Trois nouveaux satellites BlueBird de la société AST SpaceMobile ont rejoint l'orbite basse terrestre ces dernières semaines, portant progressivement la constellation vers son objectif de 45 à 60 engins opérationnels. L'ambition est claire : offrir une connectivité cellulaire haut débit directement depuis l'espace, sans infrastructure terrestre intermédiaire. Pourtant, à mesure que les acteurs du NewSpace accumulent les succès en orbite, un constat s'impose avec insistance dans les cercles industriels : les problèmes les plus coûteux ne se règlent pas à 500 kilomètres d'altitude.
Une industrie qui regarde trop vers le haut
Le déploiement de constellations en orbite basse est désormais une réalité industrielle. SpaceX avec Starlink, Amazon avec Kuiper, ou encore AST SpaceMobile avec BlueBird : les projets se multiplient et les lancements s'enchaînent. Mais derrière les communiqués enthousiastes se cache une réalité plus prosaïque. Les goulots d'étranglement qui menacent la rentabilité du secteur sont majoritairement terrestres : chaînes d'approvisionnement tendues, coûts de fabrication encore élevés par satellite, homologations réglementaires longues et coûteuses, ou encore déploiement des infrastructures de réception au sol dans les marchés émergents.
Pour une entreprise comme AST SpaceMobile, dont le modèle repose sur la capacité à connecter des téléphones ordinaires — sans antenne spéciale — directement aux satellites, l'équation commerciale dépend autant de négociations avec les opérateurs télécoms terrestres que de prouesses technologiques en orbite. Obtenir les licences nécessaires dans chaque pays cible représente un travail colossal, souvent sous-estimé dans les projections financières présentées aux investisseurs.
Le sol comme vrai terrain de bataille
Les analystes du secteur pointent plusieurs postes de dépenses qui échappent aux radars médiatiques. La construction et la maintenance des stations passerelles au sol, la gestion des fréquences radio en coordination avec l'Union internationale des télécommunications, ou encore la formation des équipes techniques locales dans les pays desservis : autant de lignes budgétaires qui s'accumulent bien avant qu'un seul abonné ne soit connecté.
À cela s'ajoute la question de la durée de vie des satellites eux-mêmes. En orbite basse, les engins subissent une dégradation accélérée due aux frottements résiduels de l'atmosphère et aux radiations. Le renouvellement régulier des constellations implique donc un flux continu de fabrication et de lancement, avec les coûts fixes associés. Si les prix d'accès à l'orbite ont chuté dramatiquement grâce aux fusées réutilisables de SpaceX, la fabrication en série de satellites reste un défi industriel non résolu.
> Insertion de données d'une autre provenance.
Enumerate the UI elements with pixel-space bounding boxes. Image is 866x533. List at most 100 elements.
La NASA, de son côté, continue d'explorer les usages scientifiques de l'imagerie satellitaire terrestre — un rappel que ces infrastructures orbitales servent aussi des missions bien au-delà du simple débit de données commerciales.
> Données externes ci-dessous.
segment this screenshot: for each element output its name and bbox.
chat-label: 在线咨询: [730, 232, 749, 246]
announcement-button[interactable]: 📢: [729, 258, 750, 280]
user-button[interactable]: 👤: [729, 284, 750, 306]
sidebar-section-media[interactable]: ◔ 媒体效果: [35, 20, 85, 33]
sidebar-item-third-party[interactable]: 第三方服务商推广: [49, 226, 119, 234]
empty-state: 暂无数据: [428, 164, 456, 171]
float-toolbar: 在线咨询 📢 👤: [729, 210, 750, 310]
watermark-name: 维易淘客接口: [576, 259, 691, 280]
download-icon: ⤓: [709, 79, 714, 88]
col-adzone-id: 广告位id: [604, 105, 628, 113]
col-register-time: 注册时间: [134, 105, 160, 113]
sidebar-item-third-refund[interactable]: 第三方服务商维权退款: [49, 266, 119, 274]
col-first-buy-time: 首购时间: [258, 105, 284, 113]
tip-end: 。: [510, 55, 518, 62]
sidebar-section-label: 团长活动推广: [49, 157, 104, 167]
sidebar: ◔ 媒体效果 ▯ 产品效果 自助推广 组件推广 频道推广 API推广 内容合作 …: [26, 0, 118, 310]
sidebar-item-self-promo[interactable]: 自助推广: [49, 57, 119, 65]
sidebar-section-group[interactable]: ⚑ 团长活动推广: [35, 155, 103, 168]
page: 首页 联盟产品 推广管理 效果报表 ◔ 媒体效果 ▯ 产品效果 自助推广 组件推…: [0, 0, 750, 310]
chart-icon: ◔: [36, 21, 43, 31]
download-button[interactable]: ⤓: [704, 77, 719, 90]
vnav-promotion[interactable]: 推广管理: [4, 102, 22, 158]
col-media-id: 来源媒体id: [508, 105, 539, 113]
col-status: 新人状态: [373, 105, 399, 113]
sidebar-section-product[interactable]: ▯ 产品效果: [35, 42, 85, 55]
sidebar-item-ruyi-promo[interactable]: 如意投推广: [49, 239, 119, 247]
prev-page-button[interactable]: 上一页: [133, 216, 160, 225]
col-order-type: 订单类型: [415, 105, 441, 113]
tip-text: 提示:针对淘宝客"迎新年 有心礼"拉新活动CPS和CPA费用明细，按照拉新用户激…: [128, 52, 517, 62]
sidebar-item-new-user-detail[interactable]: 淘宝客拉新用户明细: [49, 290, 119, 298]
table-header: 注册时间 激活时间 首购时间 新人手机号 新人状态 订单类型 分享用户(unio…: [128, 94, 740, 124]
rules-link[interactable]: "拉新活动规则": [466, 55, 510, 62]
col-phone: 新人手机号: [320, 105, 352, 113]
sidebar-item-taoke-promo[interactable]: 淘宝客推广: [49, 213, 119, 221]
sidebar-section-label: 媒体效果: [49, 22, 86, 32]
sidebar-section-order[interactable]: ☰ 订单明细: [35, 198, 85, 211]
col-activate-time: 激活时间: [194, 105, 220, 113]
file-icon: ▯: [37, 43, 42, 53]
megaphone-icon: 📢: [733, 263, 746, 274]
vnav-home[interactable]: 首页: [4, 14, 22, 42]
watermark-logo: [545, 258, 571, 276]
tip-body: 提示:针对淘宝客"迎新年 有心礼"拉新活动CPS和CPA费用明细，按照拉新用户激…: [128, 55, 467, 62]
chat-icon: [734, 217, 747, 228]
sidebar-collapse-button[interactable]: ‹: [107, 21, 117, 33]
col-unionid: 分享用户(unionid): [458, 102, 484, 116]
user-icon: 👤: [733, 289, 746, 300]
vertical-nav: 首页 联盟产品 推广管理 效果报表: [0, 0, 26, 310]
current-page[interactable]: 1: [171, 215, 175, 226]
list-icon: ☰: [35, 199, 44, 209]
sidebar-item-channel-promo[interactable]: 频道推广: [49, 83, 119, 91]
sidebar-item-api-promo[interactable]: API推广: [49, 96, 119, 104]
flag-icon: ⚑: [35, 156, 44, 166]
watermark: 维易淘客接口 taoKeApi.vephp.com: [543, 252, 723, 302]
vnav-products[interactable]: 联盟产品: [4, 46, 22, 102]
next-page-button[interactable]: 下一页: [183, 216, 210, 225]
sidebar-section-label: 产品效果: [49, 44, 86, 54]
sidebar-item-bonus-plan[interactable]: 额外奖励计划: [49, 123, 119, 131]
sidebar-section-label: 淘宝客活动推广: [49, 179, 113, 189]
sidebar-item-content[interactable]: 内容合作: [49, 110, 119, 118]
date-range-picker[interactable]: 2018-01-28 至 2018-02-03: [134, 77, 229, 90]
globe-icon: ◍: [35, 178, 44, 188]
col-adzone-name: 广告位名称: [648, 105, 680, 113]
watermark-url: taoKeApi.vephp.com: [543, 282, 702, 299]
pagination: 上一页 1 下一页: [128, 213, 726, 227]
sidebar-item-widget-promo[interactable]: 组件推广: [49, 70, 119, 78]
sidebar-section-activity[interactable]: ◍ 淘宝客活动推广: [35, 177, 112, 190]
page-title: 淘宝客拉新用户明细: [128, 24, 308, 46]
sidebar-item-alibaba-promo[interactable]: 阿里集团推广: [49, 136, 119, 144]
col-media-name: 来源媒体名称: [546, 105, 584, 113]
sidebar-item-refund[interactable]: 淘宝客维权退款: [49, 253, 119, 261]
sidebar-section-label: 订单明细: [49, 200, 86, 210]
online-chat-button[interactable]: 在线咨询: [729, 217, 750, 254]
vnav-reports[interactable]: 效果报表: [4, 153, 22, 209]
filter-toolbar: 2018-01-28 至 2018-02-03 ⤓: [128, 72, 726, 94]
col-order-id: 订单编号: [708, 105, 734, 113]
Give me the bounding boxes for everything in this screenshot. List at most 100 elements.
Vers un rééquilibrage des priorités ?
L'industrie satellitaire entre dans une phase de maturité où la course technologique commence à céder la place aux réalités économiques. Plusieurs acteurs du secteur, de Rocket Lab à Arianespace, misent désormais sur la standardisation des composants et l'optimisation des chaînes de production pour comprimer les coûts. La question n'est plus seulement de savoir si l'on peut lancer un satellite, mais à quel prix et avec quelle régularité.
Pour les entreprises comme AST SpaceMobile, la prochaine étape critique ne se jouera pas lors d'un lancement spectaculaire, mais dans les salles de réunion des régulateurs, des opérateurs télécoms et des constructeurs industriels. C'est là, loin des caméras, que se décidera la viabilité à long terme des grandes constellations en orbite basse.